00:00:00:00 | Napis: „PAN WOŁODYJOWSKI NA STARÓWCE”. W tle statyści w strojach szlacheckich pod Barbakanem. |
00:00:03:01 | Aktorzy i statyści w historycznych kostiumach. |
00:00:15:04 | Mieczysław Pawlikowski (pan Zagłoba) głaszcze psa Barbary Brylskiej. |
00:00:23:18 | Jeźdźcy na koniach. |
00:00:30:14 | Przejazd karety. |
00:00:35:17 | Jeździec z chorągwią. |
00:00:46:16 | Przejazd karet i jeźdźców na koniach. |
00:00:55:12 | Mieczysław Pawlikowski (pan Zagłoba) pije z kubka. |
Wciórności, mocium panie! A cóż to za cudaki odwiedziły tę naszą stolicę? Kie licho? Od czasów szwedzkiego potopu nie było tu czegoś podobnego.
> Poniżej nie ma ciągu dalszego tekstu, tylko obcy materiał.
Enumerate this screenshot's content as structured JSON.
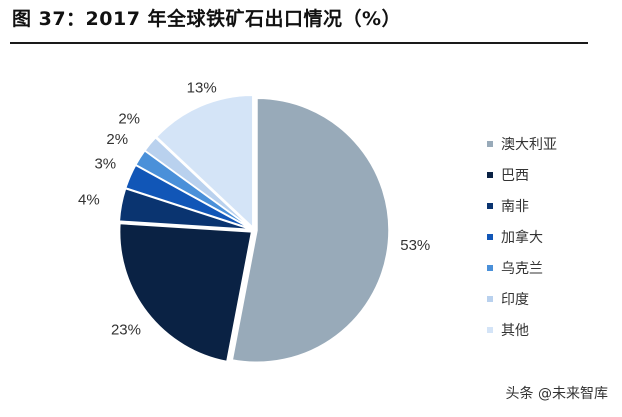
{
  "title": "图 37：2017 年全球铁矿石出口情况（%）",
  "watermark": "头条 @未来智库",
  "chart_data": {
    "type": "pie",
    "title": "图 37：2017 年全球铁矿石出口情况（%）",
    "categories": [
      "澳大利亚",
      "巴西",
      "南非",
      "加拿大",
      "乌克兰",
      "印度",
      "其他"
    ],
    "values": [
      53,
      23,
      4,
      3,
      2,
      2,
      13
    ],
    "value_labels": [
      "53%",
      "23%",
      "4%",
      "3%",
      "2%",
      "2%",
      "13%"
    ],
    "colors": [
      "#98aab9",
      "#0a2244",
      "#0a3470",
      "#1156b7",
      "#4a90d9",
      "#b9d1ee",
      "#d4e4f7"
    ],
    "start": "12 o'clock",
    "direction": "clockwise",
    "legend_position": "right"
  }
}
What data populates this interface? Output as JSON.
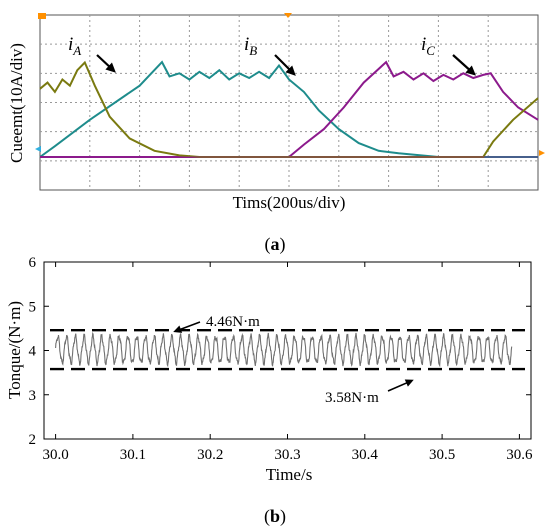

Otóż i on sam, pan Zagłoba herbu Wczele, szlachcic zacny, co z niejednego kufla miód pijał. A i dziewka gładka, wcale, wcale. Skoro imć Zagłoba na Starym Mieście, to i pan Michał być musi nieopodal, rębacz nad rębacze. I w rzeczy samej, mały rycerz główną tutaj raczy być personą. Na jego to cześć widowisko wielkie pod Barbakanem sprokurowano, które Film Polski w „Eastmancolorze” nakręcić zamiaruje. Nam zaś, chudopachołkom, jeno w cierpliwość się uzbroiwszy, efektów tej facecyi czekać przystoi.